Toward Digital Twin Technology for Precision Pharmacology

Abstract

The authors demonstrate the feasibility of technological innovation for personalized medicine in the context of drug-induced arrhythmia. The authors use atomistic-scale structural models to predict rates of drug interaction with ion channels and make predictions of their effects in digital twins of induced pluripotent stem cell-derived cardiac myocytes. The authors construct a simplified multilayer, 1-dimensional ring model with sufficient path length to enable the prediction of arrhythmogenic dispersion of repolarization. Finally, the authors validate the computational pipeline prediction of drug effects with data and quantify drug-induced propensity to repolarization abnormalities in cardiac tissue. The technology is high throughput, computationally efficient, and low cost toward personalized pharmacologic prediction.

Keywords: digital twins; dofetilide; hERG; iPSC-CMs; moxifloxacin.

FIGURE 1. Drug Screening in Digital Twins and Validation by Clinical and Experimental Data

(A) Comparison of predicted effects of drugs on experimentally recorded iCell induced pluripotent stem cell–derived cardiomyocyte (iPSC-CM) action potential duration at 90% repolarization rate (APD90) and digital-twin iPSC-CM APD90. We constructed 205 digital-twin iCell iPSC-CMs by randomly varying within the SDs of the experimental measurements. (B) Comparison of simulated iPSC-CM ΔAPD90 to experimentally recorded iPSC-CMs for moxifloxacin (Mox) concentrations ranging from 10 to 70 μM (left) and a range of dofetilide (Dof) concentrations (0.5-4 nM). Example action potentials (APs) demonstrating the effect of moxifloxacin and dofetilide on AP morphology and duration from iCell digital twins are also shown. (C) Experiments (purple) and digital twins (blue) of a long-QT syndrome type 1 (LQT1) mutation.^, (D) LQT1 example traces with early afterdepolarizations after 140 μM moxifloxacin and 4 nM dofetilide. APD = action potential duration; APD90cF = Fridericia-corrected action potential duration at 90% repolarization rate; Sims = simulations.

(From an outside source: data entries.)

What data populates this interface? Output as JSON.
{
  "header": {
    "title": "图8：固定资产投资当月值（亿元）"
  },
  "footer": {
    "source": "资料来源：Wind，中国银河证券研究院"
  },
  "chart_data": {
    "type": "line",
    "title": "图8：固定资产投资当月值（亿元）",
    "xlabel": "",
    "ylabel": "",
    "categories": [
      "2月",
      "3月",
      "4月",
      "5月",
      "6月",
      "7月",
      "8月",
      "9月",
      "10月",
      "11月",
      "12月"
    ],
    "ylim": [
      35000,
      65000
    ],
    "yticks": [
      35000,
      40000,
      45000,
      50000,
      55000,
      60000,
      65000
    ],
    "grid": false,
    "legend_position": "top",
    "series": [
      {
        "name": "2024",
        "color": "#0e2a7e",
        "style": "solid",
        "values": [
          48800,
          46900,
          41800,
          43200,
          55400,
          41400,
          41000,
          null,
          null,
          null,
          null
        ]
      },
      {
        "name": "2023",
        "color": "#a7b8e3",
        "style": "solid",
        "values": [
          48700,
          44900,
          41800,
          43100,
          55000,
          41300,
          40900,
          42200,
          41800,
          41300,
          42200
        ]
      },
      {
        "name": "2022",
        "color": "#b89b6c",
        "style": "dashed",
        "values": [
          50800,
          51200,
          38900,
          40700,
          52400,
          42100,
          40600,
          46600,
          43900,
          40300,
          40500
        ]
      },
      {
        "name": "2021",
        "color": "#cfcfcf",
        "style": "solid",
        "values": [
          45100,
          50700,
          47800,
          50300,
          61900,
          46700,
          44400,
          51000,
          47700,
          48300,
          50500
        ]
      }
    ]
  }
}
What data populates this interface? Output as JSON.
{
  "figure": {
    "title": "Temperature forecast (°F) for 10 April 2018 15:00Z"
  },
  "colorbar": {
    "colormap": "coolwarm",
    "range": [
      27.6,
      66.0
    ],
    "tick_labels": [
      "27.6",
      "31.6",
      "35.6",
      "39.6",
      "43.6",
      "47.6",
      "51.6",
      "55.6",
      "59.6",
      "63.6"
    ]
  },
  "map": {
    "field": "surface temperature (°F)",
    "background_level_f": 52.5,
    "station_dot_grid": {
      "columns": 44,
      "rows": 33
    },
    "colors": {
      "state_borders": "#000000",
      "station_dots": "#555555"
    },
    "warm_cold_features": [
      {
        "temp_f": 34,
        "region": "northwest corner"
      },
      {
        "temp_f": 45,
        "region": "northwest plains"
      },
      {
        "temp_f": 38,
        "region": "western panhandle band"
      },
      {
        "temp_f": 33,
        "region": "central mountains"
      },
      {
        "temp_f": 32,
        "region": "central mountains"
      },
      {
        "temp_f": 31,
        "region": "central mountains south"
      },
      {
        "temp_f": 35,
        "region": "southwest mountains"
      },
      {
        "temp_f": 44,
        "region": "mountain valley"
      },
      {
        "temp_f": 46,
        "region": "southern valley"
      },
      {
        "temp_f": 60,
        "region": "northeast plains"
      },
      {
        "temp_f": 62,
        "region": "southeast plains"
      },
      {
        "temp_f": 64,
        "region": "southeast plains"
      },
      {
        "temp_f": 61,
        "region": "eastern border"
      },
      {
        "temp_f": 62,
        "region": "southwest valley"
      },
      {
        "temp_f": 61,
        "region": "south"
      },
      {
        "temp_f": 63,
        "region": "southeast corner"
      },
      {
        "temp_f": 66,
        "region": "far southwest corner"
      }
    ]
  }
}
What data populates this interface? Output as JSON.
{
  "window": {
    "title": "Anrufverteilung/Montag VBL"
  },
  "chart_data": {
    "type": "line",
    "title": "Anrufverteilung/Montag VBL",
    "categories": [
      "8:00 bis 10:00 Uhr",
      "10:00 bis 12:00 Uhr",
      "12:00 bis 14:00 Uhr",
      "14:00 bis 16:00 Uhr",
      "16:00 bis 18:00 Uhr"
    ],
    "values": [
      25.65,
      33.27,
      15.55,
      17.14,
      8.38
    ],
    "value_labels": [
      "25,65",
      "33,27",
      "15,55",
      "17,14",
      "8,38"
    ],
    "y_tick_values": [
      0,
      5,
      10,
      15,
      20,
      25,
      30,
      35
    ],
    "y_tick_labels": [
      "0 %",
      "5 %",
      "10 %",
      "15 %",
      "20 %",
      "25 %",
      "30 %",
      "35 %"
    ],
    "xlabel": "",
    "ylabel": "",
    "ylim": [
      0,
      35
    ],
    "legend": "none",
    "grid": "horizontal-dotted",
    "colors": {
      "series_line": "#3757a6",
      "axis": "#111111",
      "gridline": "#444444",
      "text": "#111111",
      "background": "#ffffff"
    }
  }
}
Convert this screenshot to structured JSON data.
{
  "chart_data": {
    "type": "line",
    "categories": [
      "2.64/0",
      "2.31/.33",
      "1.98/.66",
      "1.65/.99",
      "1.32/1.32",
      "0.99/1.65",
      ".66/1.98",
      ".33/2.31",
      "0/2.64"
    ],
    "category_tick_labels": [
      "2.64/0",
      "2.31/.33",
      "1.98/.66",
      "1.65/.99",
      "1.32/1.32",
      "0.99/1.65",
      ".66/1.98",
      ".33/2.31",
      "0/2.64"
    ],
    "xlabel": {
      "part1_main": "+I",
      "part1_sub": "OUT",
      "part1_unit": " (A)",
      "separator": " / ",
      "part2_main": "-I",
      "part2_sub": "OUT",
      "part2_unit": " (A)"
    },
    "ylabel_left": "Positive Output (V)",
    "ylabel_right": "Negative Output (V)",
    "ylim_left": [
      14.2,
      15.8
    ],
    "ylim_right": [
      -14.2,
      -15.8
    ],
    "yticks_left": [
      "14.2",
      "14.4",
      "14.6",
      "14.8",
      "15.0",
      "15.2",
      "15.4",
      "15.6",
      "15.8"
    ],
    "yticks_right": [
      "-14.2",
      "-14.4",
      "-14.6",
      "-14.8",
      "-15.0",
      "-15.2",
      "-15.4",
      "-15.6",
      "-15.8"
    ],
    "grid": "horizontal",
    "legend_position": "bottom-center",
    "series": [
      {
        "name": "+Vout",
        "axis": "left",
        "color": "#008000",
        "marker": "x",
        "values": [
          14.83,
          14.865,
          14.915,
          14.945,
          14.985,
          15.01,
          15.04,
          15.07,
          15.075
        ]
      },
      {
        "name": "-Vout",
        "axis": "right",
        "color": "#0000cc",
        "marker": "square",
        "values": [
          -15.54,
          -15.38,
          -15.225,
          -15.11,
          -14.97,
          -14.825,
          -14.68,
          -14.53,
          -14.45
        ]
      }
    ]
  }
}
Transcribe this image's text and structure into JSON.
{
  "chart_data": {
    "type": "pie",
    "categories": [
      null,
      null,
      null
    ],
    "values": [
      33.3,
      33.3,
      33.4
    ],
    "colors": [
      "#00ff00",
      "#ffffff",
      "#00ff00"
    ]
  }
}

FIGURE 2. Prediction of Initiation and Longevity of Arrhythmia Proclivity in an Idealized 1-Dimensional Digital Tissue Twin Model

Shown is electric activity for a multiring, 1-dimensional digital tissue twin model comprising 1,019 induced pluripotent stem cell–derived cardiomyocyte digital twins connected by resistances to simulate gap junctions with 100 spontaneous beating cells driving depolarization. Each simulated tissue contained identical patterns of randomized spatial heterogeneity imposed by randomly varying within the SDs of the experimental measurements. (A) Prediction of control case in the absence of drug (n = 10 simulations). (B) Predicted effect of the application of 2 nM dofetilide (Dof) (n = 10 simulations). (C) Application of 10 μM moxifloxacin (Mox) (10 simulations). The bar graphs on the right show proxy metrics for cardiac cycle length (left bars) and dispersion of repolarization (right bars; maximum – minimum cardiac cycle).

CENTRAL ILLUSTRATION. The Development of Digital Twins of iPSC-CMs Is a Step Toward the Prediction of Individual Responses to Drugs

The left column shows the in vitro approach resulting in the differentiation of induced pluripotent stem cells (iPSCs) into iPSC-derived cardiomyocytes (iPSC-CMs) with patient-specific electrophysiology. The right column shows the computational pipeline from atomistic simulation structural model to predict drug–hERG channel kinetics that can then be incorporated into iPSC-CM digital twins, constituting a new high-throughput and low-cost approach to personalized drug screening. In the bottom row, digital outputs are compared with and validated by experiments demonstrating the feasibility of the technology. Dof = dofetilide; hERG = human ether-a-go-go–related gene; Mox = moxifloxacin.